In response to the 2/17/2016 post, “A Reader Asks… Unit Lesson Plan Options,” a LYS Superintendent writes:


I might be in the minority here, but as a campus principal for nine years, an assistant superintendent for four years and now a superintendent for over a year, having teachers turn in lesson plans for an administrator to check off for compliance is a COMPLETE WASTE OF TIME.  If I (the instructional leader) am not going to take the time to read the lesson plan and provide input, then why in the world would I have teachers turn them in to me?  

Look, I am not saying teachers don’t have to have lesson plans, on the contrary, just the opposite. They need a well-crafted plan of what they are teaching and what the students should be doing.  That lesson should be based on curriculum planning completed at a much earlier date, that as an administrator, I was involved in creating and I am supporting.  The lessons should be vetted to some extent through the PLC process by fellow teachers.  The only checks/balances/monitoring I need is when I enter your room for a PowerWalks observations or any other reason. It should be obvious to me that you have a great plan by what is going on in the room or painfully obvious to me that you don’t.  If need be, a written plan should be quickly accessible either in the teachers hand or on her desk so I refer to it.

Principals should lead, not manage teachers.  Teachers should be given expectations and time to create great lessons for kids.  If they are turning in a lesson plan to me, it better be to brag about the awesome things in their classroom and invite me to come see, not for compliance.

SC Response Agreed. Compliance planning, otherwise known as lesson fiction, is a waste of time. But not planning is even a bigger waste of time.

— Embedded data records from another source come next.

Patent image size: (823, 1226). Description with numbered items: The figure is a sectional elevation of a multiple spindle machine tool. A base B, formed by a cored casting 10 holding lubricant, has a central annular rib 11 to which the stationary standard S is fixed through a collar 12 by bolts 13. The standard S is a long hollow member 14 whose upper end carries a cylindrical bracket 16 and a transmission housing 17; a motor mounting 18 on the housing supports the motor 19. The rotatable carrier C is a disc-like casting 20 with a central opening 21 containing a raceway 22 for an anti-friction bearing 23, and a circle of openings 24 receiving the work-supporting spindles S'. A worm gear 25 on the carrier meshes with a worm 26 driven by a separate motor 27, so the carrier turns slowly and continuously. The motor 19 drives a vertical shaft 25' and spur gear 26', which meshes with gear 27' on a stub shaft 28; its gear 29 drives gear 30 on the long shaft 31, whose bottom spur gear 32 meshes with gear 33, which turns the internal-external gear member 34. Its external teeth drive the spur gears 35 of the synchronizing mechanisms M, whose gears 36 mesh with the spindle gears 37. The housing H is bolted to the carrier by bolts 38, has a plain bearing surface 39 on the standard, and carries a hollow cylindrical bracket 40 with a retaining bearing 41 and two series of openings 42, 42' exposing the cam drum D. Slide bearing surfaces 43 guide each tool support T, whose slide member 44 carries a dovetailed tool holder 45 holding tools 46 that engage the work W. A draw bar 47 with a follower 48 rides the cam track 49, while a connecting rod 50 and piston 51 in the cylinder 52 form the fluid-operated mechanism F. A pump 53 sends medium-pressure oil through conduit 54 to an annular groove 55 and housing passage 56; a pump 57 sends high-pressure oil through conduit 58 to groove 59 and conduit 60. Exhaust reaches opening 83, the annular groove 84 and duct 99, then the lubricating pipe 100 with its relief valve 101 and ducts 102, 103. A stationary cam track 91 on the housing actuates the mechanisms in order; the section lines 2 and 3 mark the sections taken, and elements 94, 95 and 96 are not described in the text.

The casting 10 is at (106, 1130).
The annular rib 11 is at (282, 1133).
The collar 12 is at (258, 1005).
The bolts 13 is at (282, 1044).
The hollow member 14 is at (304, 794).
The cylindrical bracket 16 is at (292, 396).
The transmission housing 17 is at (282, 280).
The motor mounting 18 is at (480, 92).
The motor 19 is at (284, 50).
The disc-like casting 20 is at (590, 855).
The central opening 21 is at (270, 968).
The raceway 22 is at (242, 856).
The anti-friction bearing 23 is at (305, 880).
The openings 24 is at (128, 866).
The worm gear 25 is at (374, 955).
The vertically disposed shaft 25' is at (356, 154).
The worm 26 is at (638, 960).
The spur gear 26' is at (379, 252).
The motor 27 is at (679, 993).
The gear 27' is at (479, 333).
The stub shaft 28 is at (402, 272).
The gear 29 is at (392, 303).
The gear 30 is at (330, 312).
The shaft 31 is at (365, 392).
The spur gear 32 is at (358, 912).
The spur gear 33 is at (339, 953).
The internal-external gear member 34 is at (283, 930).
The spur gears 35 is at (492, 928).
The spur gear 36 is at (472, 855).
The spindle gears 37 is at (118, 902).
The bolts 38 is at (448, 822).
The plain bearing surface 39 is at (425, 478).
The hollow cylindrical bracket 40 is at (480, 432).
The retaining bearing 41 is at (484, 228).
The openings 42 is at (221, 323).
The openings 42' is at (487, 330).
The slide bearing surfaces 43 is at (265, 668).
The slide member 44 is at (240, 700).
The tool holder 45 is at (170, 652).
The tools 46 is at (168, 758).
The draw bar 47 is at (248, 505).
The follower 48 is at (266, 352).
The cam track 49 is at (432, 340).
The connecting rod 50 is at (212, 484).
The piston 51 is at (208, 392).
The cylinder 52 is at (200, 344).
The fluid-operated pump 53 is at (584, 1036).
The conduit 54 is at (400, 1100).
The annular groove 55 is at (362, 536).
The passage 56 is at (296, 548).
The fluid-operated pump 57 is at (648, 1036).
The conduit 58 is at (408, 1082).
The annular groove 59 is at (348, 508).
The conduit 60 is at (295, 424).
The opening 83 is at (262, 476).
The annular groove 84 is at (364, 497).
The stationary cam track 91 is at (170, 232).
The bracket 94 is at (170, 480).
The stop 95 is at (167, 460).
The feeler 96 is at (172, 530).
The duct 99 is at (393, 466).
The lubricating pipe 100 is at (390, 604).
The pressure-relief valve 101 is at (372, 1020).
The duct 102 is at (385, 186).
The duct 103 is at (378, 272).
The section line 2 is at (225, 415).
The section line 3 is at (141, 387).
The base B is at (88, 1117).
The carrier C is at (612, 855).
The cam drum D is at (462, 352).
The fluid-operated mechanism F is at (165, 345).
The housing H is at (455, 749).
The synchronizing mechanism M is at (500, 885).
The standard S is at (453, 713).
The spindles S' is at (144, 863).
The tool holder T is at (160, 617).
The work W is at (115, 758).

Winging it, simply ensures that the lowest quality instruction is delivered consistently.

Which is why I’m a fan of the one page lesson plan (see: The Official Fundamental 5 Lesson Plan Developer). I want my teachers to actually consider what they will teach, how they will teach it, and the desired outcome of the teaching, prior to class.  And then adjust from the plan when the actual teaching begins.

I also agree that all of this is moot, if instructional leaders don’t spend enough time in classrooms.  That it is the classroom observation that provides the best and real check to determine if effective lesson planning is actually taking place.